L’entropie, qui a souvent été présentée comme le nombre d’états possibles d’un système et donc comme la mesure de l’extension du désordre, est ce phénomène de limitation de l’information captée par chaque matière/lumière/vide pour rétroagir. Ce n’est pas une mesure de l’information mais de la restriction des informations nécessaires. Cette restriction permet de limiter l’énergie dépensée, de laisser vacant les temps de perception d’action et de relaxation.
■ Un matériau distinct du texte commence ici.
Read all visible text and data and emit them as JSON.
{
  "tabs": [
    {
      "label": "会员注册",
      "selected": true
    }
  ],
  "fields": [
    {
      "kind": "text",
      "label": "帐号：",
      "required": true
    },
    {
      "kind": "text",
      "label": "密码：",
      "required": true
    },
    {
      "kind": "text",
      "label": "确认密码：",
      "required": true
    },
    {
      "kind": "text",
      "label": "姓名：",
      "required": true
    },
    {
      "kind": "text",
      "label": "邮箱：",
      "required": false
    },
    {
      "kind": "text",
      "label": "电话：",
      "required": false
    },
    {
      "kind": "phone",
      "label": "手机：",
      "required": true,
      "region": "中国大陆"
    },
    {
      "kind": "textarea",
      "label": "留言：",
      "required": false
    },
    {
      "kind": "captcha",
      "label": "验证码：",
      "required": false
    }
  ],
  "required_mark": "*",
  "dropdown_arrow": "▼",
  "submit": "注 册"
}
Elle est d’autant plus nécessaire que le phénomène matière/lumière/vide est entièrement fondé sur des structures émergentes issues de l’agitation des antiparticules et particules éphémères dites virtuelles qui ne cessent d’apparaître et de disparaître dans le vide quantique. Les particules durables, dites réelles, ne sont que des structures qui sont fondées sur des particules virtuelles sans cesses différentes. Il ne peut, du coup, être question d’une mémoire des interactions précédentes, des positions et des vitesses, ni des énergies ou des impulsions du monde alentour, ni d’aucune mémoire du passé de ces interactions puisque la base réelle de ces particules apparaît et disparaît sans cesse.

On voit donc que l’entropie d’un système mesure sa capacité, tout en interagissant avec le monde alentour, à se passer d’une grande partie des informations et non d’en accumuler le maximum.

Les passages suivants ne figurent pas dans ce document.